Aphids are among the first insects to appear on trees and shrubs in spring. They thrive under cool, rainy, conditions; our weather pattern to date has favored them. Aphids occur in colonies (Figure 1) on tender growth: flower buds, expanding leaves, and/or growing stems.
These soft-bodied insects use their thin, piercing-sucking mouthparts to feed on plant sap. Salivary secretions help them pre-digest plant sap. Effects of feeding differ–the saliva may cause infested leaves to turn yellow, wilt, become distorted, become stunted, or develop growths called galls. This varies depending upon the tree, aphid species, and aphid numbers.
Rich plant sap is filtered to remove nutrients in the aphid digestive tract. However, aphids cannot efficiently process the large volumes that they ingest so they excrete water that still contains nutrients. This sugary waste liquid (honeydew) forms sticky residues where it lands. The deposits support the growth of fuzzy, dark sooty mold, and attracts ants, bees, and other insects.

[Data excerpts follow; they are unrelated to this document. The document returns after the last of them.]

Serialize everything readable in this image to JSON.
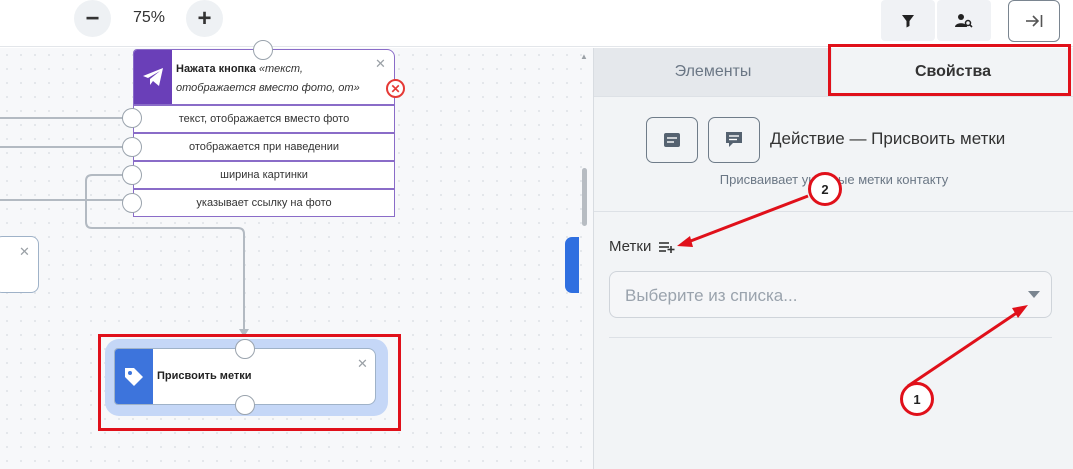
{
  "toolbar": {
    "zoom_out_label": "−",
    "zoom_level": "75%",
    "zoom_in_label": "+",
    "filter_icon": "filter-icon",
    "user_search_icon": "user-search-icon",
    "collapse_icon": "collapse-panel-icon"
  },
  "canvas": {
    "button_node": {
      "icon": "telegram-send-icon",
      "title": "Нажата кнопка",
      "subtitle": "«текст, отображается вместо фото, от»",
      "rows": [
        "текст, отображается вместо фото",
        "отображается при наведении",
        "ширина картинки",
        "указывает ссылку на фото"
      ]
    },
    "assign_node": {
      "icon": "tag-icon",
      "label": "Присвоить метки"
    }
  },
  "panel": {
    "tabs": [
      {
        "label": "Элементы",
        "active": false
      },
      {
        "label": "Свойства",
        "active": true
      }
    ],
    "action_title": "Действие — Присвоить метки",
    "action_description": "Присваивает ука… ые метки контакту",
    "tags_label": "Метки",
    "tags_select_placeholder": "Выберите из списка..."
  },
  "annotations": {
    "marker_1": "1",
    "marker_2": "2",
    "highlight_color": "#e0101a"
  },
  "colors": {
    "button_node_accent": "#6a3fb8",
    "assign_node_accent": "#3d74dc",
    "selection_glow": "#c5d7f7"
  }
}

Early detection is the key to reducing potentially damaging aphid infestations. Weekly examinations during spring will help to determine the need for management. Examine tender growth and the undersides of newly expanded leaves for aphid colonies.

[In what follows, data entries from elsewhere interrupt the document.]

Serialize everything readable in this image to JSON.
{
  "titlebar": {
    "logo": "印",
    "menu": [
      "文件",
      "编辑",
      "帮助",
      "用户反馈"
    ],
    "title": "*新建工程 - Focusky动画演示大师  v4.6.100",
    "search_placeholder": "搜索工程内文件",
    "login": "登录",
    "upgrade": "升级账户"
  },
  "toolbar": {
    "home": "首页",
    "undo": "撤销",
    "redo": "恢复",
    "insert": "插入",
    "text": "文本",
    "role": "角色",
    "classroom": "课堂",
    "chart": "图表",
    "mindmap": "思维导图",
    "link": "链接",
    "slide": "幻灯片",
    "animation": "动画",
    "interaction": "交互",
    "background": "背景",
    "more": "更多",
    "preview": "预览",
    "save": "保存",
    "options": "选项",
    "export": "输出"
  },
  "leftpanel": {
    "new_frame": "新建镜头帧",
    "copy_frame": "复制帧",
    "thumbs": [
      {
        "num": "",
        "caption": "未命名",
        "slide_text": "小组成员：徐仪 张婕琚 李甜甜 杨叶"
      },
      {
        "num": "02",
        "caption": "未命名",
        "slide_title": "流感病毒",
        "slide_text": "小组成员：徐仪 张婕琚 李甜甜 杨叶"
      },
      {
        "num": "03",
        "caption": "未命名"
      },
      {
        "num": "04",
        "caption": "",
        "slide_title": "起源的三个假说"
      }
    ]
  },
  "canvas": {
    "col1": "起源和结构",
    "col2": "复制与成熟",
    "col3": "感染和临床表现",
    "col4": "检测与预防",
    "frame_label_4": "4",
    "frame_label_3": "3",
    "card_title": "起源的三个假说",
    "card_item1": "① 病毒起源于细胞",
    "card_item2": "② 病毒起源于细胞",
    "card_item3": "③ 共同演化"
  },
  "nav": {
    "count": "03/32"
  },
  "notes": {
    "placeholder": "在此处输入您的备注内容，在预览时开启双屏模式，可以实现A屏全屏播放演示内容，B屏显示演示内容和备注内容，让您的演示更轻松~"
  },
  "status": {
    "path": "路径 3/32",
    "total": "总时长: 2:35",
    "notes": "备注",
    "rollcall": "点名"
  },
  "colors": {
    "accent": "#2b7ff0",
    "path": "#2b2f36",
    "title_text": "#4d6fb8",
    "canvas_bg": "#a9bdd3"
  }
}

Individual aphid colonies on small trees can be crushed by hand or infested leaves can be removed as they are found. In some cases, this may provide adequate control. A strong jet of water can knock off many aphids; few of them are likely to survive and return. If lady beetles or other aphid predators are present, give them a chance to provide some natural control.
If there are aphid colonies on 10% or more of foliage or growing tips of already stressed plants, then a different type of control measure may be justified. There are several insecticide alternatives. Most work by contact so the aphids must be hit directly with spray droplets. Direct these sprays to the undersides of leaves and other infested surfaces.
Insecticidal soaps or summer horticultural oils can provide control. These contact sprays do not have residual effect, so they are less likely to harm beneficial insects or to result in outbreaks of mites later in the season. Check the label for cautions on sensitive plants; oils can injure foliage of some plants. Weather conditions, especially high temperatures, can increase the potential for foliage burn. Since there is no residual effect, evaluate success of control by looking for live aphids 3 to 5 days after treatment. Additional applications may be necessary.
It is difficult or impractical to treat large trees because of the high spray pressure necessary to penetrate foliage and to reach the tallest portions of the tree. However, large trees are much less likely to be harmed by aphid infestations.
In most cases, infestations will disappear as aphids leave trees in late spring and migrate to a different host plant for summer. Watch for them again in fall.